Empirical, objective reality exists as such in two realms: the physical and the conceptual. Conceptually, the objective has no meaning without the subjective, here they are considered as equal opposites, artificially affecting independence for the sake of examination and understanding. In the physical realm, the belief in the separate existence of objective reality can only be achieved by the mutual belief in a separate, skin-encapsulated subjective reality; that is to say, the ego identified as self, as organizer and perspective, creates this objective reality. Without this adopted pretense, however, there would be no philosophy or metaphysics, no science or any of its applications. The house I'm in at present, the computer I'm writing with, electricity, lights, running water, the very clothes I am wearing, all of these and other things, would simply not exist.

The ego as force interacts between subject and object, in much the same way that the pion interacts between neutron and proton, alternating identities. The group, SU(2), in the case of the strong force, is irreducible thus simple. Taken as a whole, the probability amplitude wave need not be collapsed by choosing, through observation and perception, one over the other. All complex groups are products of simple groups acting as prime components.
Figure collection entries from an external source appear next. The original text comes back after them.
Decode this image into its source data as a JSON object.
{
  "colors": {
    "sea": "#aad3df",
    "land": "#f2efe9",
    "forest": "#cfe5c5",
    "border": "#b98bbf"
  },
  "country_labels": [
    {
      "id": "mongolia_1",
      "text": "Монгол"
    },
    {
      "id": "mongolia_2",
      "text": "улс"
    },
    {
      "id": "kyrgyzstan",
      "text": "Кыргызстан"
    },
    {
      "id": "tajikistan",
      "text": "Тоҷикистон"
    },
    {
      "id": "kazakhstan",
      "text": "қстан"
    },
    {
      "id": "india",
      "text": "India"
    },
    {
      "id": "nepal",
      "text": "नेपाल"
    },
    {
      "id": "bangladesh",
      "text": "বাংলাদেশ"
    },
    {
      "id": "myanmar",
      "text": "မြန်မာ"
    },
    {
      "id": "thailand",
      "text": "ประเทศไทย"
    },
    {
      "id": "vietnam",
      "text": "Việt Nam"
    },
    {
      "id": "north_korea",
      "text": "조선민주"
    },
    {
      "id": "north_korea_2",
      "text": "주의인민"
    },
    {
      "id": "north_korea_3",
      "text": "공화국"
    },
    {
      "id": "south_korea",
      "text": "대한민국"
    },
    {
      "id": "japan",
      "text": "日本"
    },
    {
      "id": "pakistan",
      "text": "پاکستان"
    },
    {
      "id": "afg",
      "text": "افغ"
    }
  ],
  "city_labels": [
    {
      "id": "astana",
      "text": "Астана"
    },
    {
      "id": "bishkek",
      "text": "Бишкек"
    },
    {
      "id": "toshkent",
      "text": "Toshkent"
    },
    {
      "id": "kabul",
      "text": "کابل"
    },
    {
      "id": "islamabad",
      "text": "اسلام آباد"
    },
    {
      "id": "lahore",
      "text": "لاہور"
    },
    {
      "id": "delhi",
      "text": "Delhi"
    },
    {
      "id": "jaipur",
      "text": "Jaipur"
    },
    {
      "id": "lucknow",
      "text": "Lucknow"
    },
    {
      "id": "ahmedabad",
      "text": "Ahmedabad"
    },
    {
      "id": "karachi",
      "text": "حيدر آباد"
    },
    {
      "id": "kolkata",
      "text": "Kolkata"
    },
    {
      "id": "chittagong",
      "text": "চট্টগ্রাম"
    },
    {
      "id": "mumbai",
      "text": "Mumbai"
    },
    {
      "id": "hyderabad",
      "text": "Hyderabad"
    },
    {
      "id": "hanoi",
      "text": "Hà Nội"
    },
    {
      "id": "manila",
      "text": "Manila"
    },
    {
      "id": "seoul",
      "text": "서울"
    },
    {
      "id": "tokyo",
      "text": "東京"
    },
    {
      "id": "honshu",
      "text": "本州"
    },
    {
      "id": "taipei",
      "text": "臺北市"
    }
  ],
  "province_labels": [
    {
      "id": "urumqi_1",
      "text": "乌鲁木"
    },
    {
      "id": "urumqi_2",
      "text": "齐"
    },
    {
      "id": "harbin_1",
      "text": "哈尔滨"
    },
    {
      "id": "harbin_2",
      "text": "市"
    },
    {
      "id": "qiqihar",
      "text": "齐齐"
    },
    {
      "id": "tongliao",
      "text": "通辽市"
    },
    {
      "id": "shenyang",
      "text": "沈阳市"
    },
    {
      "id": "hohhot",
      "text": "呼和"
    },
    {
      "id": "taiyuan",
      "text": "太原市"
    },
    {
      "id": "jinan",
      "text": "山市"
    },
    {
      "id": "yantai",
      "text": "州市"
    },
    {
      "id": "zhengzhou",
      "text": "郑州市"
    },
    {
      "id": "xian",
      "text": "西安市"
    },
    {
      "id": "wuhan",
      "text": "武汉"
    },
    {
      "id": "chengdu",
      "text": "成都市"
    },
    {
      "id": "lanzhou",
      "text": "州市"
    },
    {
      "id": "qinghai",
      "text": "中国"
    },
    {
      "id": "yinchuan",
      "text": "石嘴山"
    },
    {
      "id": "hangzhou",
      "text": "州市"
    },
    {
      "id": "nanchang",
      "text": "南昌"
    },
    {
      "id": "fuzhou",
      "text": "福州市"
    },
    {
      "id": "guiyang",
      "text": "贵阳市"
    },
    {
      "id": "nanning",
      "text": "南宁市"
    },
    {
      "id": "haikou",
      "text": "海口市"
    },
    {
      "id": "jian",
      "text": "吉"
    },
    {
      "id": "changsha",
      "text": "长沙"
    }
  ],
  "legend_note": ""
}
Similarly, algebraic models of complex systems, like an ecosystem or an individual organic creature, are built from irreducible factors, a nonlinear confluence of integrated aspects, underlying the superficial dichotomy of subject/object.

Polarized, these complementarities -- Body and Mind -- reveal themselves to be arranged symbolically as an interwoven double helix of differentiated and undifferentiated orientations, respectively, occupying the same psychic space, with the spirals or turns conceived as concentric paths or shells, confluing both linear and nonlinear time. Each separate helix has its own nature: one is algebraic, one is geometric. Each shell of fractal-like symmetry invariance contains the seed of asymmetric transformation, linking one to the other. This gestaltic interplay creates the required psychic field properties required for the possibility of transition. For spontaneous change to occur at the transitional moment, this double-helixed sphere must be set in motion. The asymptotic generator -- the angular momentum -- releases the respective energies of these complementary components of Self, allowing each to exercise its role, identity vacillating between 3-D subject/object dichotomy and 4-D perspective. If aligned properly, and without undo friction as a result of a battle for supremacy, the union will act as one.

Spontaneous Space exists even in what is considered an amorphous vacuum, witness the constant birth and death of virtual particles across the vast reaches of the known Universe. Underlying this is a pervasive and interrelated, geometric ordering principle, affecting a meaningful responsibility in the act of action. As clarity forgoes self-deception, knowing the lay of the land insures an inspired orientation at each turn, to the wayfarer.